Depuis le mois de septembre 2016, ECPM a initié des échanges avec la FIFA, réagissant à l’exécution d’un prisonnier dans l’enceinte d’un stade de football en Iran. Peu à peu, un contact s’est établi avec cet acteur a priori atypique dans la lutte contre la peine de mort, qui intègre de plus en plus la promotion des droits de l’homme dans ses activités.

Le 30 septembre 2016, une information glaçante parvient à ECPM. Celle d’une exécution organisée, en public, dans un stade de football à Neyriz, en Iran. En réaction, un courrier est adressé à M. Gianni Infantino, président de la FIFA, pour que des mesures soient prises à l’encontre de la fédération iranienne de football. Extraits :

Nous réprouvons fermement la barbare pendaison publique de Saeed T, condamné à mort pour meurtre et viol.

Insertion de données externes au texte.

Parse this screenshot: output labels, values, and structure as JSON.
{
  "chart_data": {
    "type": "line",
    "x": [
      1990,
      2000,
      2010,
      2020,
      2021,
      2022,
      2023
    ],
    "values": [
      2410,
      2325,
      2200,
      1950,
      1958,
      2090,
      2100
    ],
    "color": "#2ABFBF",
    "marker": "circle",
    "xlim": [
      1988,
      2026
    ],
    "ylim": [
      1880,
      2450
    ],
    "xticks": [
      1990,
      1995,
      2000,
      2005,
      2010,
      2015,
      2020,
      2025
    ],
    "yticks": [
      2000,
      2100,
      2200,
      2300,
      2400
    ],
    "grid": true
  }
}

Au moins un enfant aurait assisté à son exécution, selon les photos prises sur place.

La République Islamique d’Iran et les territoires contrôlés par Daesh sont,selon notre partenaire Iran Human Rights, les seuls endroits au monde où des stades sportifs sont utilisés pour l’organisation d’exécutions publiques.

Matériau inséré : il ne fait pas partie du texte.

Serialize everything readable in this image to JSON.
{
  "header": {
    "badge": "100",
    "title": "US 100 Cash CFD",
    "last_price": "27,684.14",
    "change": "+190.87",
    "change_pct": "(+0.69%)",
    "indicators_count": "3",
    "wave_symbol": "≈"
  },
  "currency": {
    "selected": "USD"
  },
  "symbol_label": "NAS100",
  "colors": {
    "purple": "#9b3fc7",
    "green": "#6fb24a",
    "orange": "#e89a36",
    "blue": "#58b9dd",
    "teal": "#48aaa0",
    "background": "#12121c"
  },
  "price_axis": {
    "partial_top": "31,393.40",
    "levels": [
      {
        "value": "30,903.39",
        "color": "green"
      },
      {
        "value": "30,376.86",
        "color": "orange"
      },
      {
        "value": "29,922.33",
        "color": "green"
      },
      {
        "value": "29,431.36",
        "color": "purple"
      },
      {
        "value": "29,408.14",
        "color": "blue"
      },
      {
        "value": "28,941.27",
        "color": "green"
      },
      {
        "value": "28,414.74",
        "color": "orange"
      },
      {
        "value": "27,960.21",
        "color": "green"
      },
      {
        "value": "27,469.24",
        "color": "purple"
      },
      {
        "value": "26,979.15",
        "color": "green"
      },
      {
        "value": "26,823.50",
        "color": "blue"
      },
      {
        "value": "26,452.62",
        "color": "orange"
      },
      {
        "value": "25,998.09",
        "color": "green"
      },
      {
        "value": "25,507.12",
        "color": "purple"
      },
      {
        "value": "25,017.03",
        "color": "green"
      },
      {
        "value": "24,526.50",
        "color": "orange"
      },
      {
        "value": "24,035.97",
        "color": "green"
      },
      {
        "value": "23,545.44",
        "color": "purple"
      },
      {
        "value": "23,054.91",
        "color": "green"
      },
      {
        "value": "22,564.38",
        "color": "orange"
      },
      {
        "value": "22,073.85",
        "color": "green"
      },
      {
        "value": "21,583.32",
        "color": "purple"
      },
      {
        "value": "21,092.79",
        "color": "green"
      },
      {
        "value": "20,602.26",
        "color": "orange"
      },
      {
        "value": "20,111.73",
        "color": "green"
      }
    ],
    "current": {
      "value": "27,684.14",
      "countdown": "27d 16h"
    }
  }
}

En tant que première organisation sportive du monde, la FIFA se doit de réagir expressément contre l’utilisation par le gouvernement iranien d’un stade pour l’application de ce châtiment cruel, inhumain et dégradant. Espaces dédiés à la socialisation et à l’intégration sociale, les stades de football ne peuvent pas être le théâtre de pratiques abominables telles que des pendaisons publiques.

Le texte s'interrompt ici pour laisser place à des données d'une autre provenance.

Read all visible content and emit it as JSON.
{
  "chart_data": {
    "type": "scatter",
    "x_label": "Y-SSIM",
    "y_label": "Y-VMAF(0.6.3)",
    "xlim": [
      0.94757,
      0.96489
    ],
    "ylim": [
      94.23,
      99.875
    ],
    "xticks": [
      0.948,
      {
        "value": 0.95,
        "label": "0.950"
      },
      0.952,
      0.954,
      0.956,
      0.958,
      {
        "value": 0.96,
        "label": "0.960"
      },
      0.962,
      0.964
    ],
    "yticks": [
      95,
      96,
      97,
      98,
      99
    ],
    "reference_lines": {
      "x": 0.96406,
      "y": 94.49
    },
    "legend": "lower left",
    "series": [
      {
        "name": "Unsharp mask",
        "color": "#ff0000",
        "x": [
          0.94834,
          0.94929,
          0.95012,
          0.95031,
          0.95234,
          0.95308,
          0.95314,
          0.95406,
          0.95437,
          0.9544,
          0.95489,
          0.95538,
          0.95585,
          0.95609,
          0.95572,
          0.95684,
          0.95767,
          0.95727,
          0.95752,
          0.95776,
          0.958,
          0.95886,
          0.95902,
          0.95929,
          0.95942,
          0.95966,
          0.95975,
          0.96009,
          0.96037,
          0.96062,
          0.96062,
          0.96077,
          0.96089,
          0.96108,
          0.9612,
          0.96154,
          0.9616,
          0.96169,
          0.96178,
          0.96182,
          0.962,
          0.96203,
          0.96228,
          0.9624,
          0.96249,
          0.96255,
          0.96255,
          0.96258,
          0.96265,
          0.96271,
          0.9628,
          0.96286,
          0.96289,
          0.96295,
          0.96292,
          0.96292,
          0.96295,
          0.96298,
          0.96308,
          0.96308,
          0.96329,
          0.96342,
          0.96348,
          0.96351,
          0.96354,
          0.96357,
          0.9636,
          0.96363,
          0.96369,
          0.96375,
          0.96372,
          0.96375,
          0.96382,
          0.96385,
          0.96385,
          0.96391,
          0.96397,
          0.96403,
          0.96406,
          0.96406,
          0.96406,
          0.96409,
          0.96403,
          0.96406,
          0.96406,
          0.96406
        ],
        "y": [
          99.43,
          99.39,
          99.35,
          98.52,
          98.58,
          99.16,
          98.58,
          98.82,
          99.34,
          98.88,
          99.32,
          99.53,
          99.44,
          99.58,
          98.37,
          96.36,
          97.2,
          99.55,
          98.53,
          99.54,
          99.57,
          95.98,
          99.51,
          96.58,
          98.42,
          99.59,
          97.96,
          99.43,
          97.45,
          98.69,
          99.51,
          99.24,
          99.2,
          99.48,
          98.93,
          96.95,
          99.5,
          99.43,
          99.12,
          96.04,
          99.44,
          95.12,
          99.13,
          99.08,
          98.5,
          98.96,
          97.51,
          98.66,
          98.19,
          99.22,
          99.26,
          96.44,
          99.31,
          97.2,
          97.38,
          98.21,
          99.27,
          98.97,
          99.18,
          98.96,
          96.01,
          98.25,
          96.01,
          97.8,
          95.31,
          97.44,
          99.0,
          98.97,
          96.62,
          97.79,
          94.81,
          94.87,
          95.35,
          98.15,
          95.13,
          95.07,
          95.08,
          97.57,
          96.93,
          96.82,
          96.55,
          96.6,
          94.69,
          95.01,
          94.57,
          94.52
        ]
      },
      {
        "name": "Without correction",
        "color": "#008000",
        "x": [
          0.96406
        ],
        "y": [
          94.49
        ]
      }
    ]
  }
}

Nous demandons une réponse ferme de votre organisation.

Le 6 décembre 2016, Fatma Samoura, secrétaire générale de la FIFA, adresse une réponse à ECPM. Elle y explique que la Fédération à « pris note de cet incident avec préoccupation ». Surtout, dans ce courrier, Mme Samoura tient à assurer que « la FIFA condamne toute action de cette sorte qui, de nature fondamentale, viole la dignité inhérente à tout être humain » et se dit déterminée à évoquer la question des exécutions publiques dans ses futurs échanges avec la Fédération iranienne de football. Enfin, elle rappelle l’introduction d’un nouvel article dans les statuts de la FIFA :

Article 3 :
La FIFA s’engage à respecter tous les droits de l’homme internationalement reconnus et elle mettra tout en œuvre pour promouvoir la protection de ces droits.

Rencontre

À la suite de ces échanges, la FIFA a invité ECPM dans ses locaux, à Zurich, pour échanger sur les engagements à prendre en matière de droits de l’homme dans le cadre du football international. Une invitation qu’ECPM a acceptée avec plaisir. Le 27 avril dernier, Raphaël Chenuil-Hazan a ainsi rencontré M. Federico Addiechi, responsable développement durable et diversité et M. Andreas Graf, de la section droits de l’homme.

À cette occasion M. Chenuil Hazan a transmis plusieurs recommandations à la FIFA, l’appelant en premier lieu à sanctionner la fédaration iranienne de football dans le cas de nouvelles exécutions publiques dans des stades. D’autres sujets relatifs aux droits de l’homme ont également fait l’objet de recommandation, comme la lutte contre les discriminations des femmes et l’introduction de nouveaux critères de respects des droits de l’homme pour l’organisation de la Coupe du monde 2026. Les représentants de la FIFA, de leur côté, ont promis de poursuivre le dialogue avec la fédération iranienne, quitte à la menacer de sanctions en cas de toute nouvelle violation des droits de l’Homme liée au football iranien. Concernant l’organisation des futures coupes du monde, la FIFA a confié à ECPM qu’une consultation était en cours sur l’intégration d’une « clause droits de l’homme » dans le processus de sélection des organisateurs, qui incluraient des études indépendantes sur la situation des pays candidats en termes de respect des droits fondamentaux.

Une rencontre fructueuse donc, et de nombreux signes encourageants pour l’avenir tant du football que de la lutte pour la promotion des droits de l’homme dans le monde.